Nuova Delhi (India), 16 dic. (LaPresse/AP) - La Corte suprema indiana ha respinto i permessi di rientro in Italia richiesti dai fucilieri della marina Massimiliano Latorre e Salvatore Girone, sospettati di avere ucciso due pescatori indiani nel 2012. Lo riporta l'agenzia di stampa indiana Press trust of India, precisando che Latorre aveva chiesto di prolungare di due mesi la permanenza in Italia e che Girone voleva rientrare in patria per le feste natalizie. Dopo avere avuto un ictus a settembre, Latorre è rientrato in Italia per essere curato e ha chiesto due mesi di estensione del permesso.

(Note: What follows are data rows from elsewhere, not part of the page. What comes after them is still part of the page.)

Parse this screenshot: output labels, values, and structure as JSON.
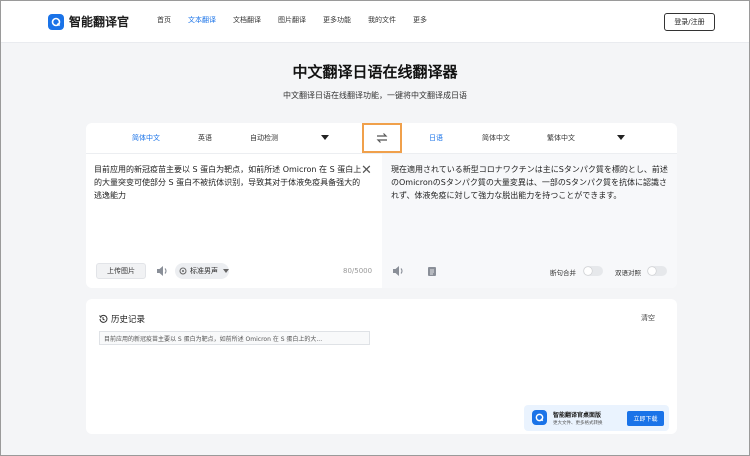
{
  "app": {
    "name": "智能翻译官",
    "login_label": "登录/注册"
  },
  "nav": {
    "items": [
      {
        "label": "首页"
      },
      {
        "label": "文本翻译"
      },
      {
        "label": "文档翻译"
      },
      {
        "label": "图片翻译"
      },
      {
        "label": "更多功能"
      },
      {
        "label": "我的文件"
      },
      {
        "label": "更多"
      }
    ],
    "active": "文本翻译"
  },
  "hero": {
    "title": "中文翻译日语在线翻译器",
    "subtitle": "中文翻译日语在线翻译功能，一键将中文翻译成日语"
  },
  "translator": {
    "source_langs": [
      "简体中文",
      "英语",
      "自动检测"
    ],
    "source_selected": "简体中文",
    "target_langs": [
      "日语",
      "简体中文",
      "繁体中文"
    ],
    "target_selected": "日语",
    "source_text": "目前应用的新冠疫苗主要以 S 蛋白为靶点，如前所述 Omicron 在 S 蛋白上的大量突变可使部分 S 蛋白不被抗体识别，导致其对于体液免疫具备强大的逃逸能力",
    "target_text": "現在適用されている新型コロナワクチンは主にSタンパク質を標的とし、前述のOmicronのSタンパク質の大量変異は、一部のSタンパク質を抗体に認識されず、体液免疫に対して強力な脱出能力を持つことができます。",
    "upload_label": "上传图片",
    "voice_label": "标准男声",
    "char_count": "80/5000",
    "toggle_merge_label": "断句合并",
    "toggle_bilingual_label": "双语对照",
    "merge_on": false,
    "bilingual_on": false
  },
  "history": {
    "title": "历史记录",
    "clear_label": "清空",
    "items": [
      {
        "text": "目前应用的新冠疫苗主要以 S 蛋白为靶点，如前所述 Omicron 在 S 蛋白上的大..."
      }
    ]
  },
  "promo": {
    "title": "智能翻译官桌面版",
    "subtitle": "更大文件、更多格式转换",
    "button_label": "立即下载"
  },
  "colors": {
    "accent": "#1a73e8",
    "swap_highlight": "#f0a04b",
    "background": "#f4f5f7"
  },
  "icons": [
    "app-logo-icon",
    "swap-icon",
    "close-icon",
    "speaker-icon",
    "copy-icon",
    "history-icon",
    "chevron-down-icon"
  ]
}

Girone afferma invece che i suoi figli soffrano di disturbo post-traumatico a causa della sua prolungata assenza.

Il Presidente della Repubblica, Giorgio Napolitano, "fortemente contrariato dalle notizie giunte da Nuova Delhi circa gli ultimi negativi sviluppi della vicenda dei marò, resterà in stretto contatto con il Governo e seguirà con attenzione gli orientamenti che si determineranno in Parlamento". E' quanto si legge in una nota del Quirinale.